Encountered a problem where jujud stops listening on 17070/tcp while still running on machine 0. All juju clients stop working as they can't communicate to WSS on machine 0
Juju agent version: 1.17.4
1- We can see the following processes.

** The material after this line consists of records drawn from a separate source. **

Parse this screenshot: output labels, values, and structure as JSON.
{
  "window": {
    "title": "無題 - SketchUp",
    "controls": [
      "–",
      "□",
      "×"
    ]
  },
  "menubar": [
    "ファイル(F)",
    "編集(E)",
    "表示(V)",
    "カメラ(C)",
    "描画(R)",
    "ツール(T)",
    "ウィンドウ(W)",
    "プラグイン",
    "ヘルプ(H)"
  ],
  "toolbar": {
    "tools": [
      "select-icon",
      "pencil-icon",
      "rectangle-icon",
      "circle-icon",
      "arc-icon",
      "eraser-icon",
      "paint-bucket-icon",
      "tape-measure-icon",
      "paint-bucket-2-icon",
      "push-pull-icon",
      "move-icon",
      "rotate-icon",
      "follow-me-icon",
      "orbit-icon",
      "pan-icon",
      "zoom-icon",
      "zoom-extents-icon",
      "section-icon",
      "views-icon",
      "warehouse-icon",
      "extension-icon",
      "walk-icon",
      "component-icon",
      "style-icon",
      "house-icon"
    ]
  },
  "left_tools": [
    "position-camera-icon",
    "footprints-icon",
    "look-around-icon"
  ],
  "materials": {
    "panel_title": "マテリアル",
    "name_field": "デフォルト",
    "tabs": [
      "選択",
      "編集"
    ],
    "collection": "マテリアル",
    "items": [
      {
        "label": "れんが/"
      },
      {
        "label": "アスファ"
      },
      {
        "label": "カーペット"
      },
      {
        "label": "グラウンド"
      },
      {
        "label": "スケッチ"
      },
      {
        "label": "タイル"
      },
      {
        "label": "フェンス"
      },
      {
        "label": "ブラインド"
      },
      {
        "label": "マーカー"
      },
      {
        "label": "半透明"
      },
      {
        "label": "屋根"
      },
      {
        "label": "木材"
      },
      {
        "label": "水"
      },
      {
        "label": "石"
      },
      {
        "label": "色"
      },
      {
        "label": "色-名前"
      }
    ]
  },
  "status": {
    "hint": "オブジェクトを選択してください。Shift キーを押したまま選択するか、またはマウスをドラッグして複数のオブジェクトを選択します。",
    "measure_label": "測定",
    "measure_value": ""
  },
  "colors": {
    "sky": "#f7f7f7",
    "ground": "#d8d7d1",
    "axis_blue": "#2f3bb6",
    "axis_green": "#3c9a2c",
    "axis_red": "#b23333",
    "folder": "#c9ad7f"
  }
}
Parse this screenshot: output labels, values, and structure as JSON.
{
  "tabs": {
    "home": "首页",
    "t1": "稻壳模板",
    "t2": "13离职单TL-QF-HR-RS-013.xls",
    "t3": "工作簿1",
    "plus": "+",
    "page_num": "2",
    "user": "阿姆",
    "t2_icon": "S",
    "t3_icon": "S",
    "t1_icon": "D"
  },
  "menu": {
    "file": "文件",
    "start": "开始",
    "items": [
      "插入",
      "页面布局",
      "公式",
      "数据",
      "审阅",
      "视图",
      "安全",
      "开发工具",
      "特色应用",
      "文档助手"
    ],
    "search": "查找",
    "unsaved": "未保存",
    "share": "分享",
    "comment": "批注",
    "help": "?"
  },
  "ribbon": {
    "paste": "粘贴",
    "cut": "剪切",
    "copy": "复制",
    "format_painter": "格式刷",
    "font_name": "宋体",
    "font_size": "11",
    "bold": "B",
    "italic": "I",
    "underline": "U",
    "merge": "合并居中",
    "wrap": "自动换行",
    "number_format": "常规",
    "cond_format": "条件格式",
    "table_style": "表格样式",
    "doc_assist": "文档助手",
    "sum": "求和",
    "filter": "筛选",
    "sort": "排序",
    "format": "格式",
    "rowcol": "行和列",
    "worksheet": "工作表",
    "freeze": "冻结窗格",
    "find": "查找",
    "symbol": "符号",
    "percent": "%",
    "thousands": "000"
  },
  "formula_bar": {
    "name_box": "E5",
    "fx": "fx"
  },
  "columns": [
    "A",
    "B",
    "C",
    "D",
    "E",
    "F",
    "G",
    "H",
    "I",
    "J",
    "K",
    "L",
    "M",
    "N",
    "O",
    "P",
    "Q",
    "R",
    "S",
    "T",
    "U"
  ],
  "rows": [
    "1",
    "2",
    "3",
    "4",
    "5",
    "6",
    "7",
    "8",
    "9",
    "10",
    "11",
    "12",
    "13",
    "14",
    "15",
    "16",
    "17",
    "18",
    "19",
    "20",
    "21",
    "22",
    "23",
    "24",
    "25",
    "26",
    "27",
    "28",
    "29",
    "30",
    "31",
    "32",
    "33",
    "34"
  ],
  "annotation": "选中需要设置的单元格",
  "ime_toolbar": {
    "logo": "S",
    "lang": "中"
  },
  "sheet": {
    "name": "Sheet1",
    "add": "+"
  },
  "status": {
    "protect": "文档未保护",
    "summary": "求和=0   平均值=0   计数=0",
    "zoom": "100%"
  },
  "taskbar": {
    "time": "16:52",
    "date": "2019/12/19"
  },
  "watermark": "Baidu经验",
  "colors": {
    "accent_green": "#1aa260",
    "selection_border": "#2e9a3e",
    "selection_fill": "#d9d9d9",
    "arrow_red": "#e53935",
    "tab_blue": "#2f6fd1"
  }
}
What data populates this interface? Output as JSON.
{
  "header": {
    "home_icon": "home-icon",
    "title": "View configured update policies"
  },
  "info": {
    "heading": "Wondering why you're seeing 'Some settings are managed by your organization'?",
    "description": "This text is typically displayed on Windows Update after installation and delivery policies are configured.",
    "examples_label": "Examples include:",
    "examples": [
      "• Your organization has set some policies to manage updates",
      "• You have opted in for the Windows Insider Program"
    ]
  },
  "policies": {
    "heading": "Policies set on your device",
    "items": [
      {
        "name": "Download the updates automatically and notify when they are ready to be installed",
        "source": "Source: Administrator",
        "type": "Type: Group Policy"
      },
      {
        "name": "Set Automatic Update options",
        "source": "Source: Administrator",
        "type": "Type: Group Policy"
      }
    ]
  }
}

So mongod is running fine, and the machine agent is running:
root@juju-cs2-machine-0:~# ps auxww | grep juju
root 5439 2.4 4.7 483664 48564 ? Ssl Mar03 41:48 mongod --auth --dbpath=/var/lib/juju/db --sslOnNormalPorts --sslPEMKeyFile /var/lib/juju/server.pem --sslPEMKeyPassword xxxxxxx --bind_ip 0.0.0.0 --port 37017 --noprealloc --syslog --smallfiles
root 5465 9.6 11.4 1167408 116616 ? Ssl Mar03 162:46 /var/lib/juju/tools/machine-0/jujud machine --data-dir /var/lib/juju --machine-id 0 --debug
root 12661 0.3 1.8 640832 19180 ? Ssl Mar03 4:52 /var/lib/juju/tools/unit-ci-juju-gui-0/jujud unit --data-dir /var/lib/juju --unit-name ci-juju-gui/0 --debug
root 13040 0.0 2.2 153120 23188 ? Ss Mar03 0:00 /usr/bin/python /usr/local/bin/runserver.py --logging=info --guiroot=/var/lib/juju-gui/juju-gui/build-prod --sslpath=/etc/ssl/juju-gui --charmworldurl=https://manage.jujucharms.com/ --apiurl=wss://10.55.32.46:17070 --apiversion=go
2- However port 17070/tcp isn't open by jujud machine0 agent:
root@juju-cs2-machine-0:~# netstat -anp | grep 17070
3- In the logs we have hundreds of:
014-03-03 12:18:28 ERROR juju.cmd.jujud agent.go:241 closeWorker: close error: error receiving message: write tcp 127.0.0.1:17070: connection reset by peer
2014-03-03 12:18:28 ERROR juju runner.go:220 worker: exited "api": watcher iteration error: read tcp 127.0.0.1:37017: i/o timeout
2014-03-03 12:18:31 ERROR juju apiclient.go:118 state/api: websocket.Dial wss://localhost:17070/: dial tcp 127.0.0.1:17070: connection refused
2014-03-03 12:18:31 ERROR juju runner.go:220 worker: exited "api": websocket.Dial wss://localhost:17070/: dial tcp 127.0.0.1:17070: connection refused
4- upon restart of jujud machine 0 agent all processes started to work fine and juju status worked. I could see that now jujud was listening on port 17070:
tcp6 0 0 :::17070 :::* LISTEN 1634/jujud
The process listening is 1634, which is compatible with the below:
root@juju-cs2-machine-0:~# ps auxwww | grep juju
root 1634 1.6 5.0 957760 51716 ? Ssl 13:54 0:23 /var/lib/juju/tools/machine-0/jujud machine --data-dir /var/lib/juju --machine-id 0 --debug
root 5439 2.4 5.0 549200 51584 ? Ssl Mar03 42:25 mongod --auth --dbpath=/var/lib/juju/db --sslOnNormalPorts --sslPEMKeyFile /var/lib/juju/server.pem --sslPEMKeyPassword xxxxxxx --bind_ip 0.0.0.0 --port 37017 --noprealloc --syslog --smallfiles
Full log from machine-0 agent attached.
thanks,
Eduardo.
fwiw this is roughly the similiar to the issue behind bug:1284183 (disconnect all clients on juju) except normally restarts the api server there.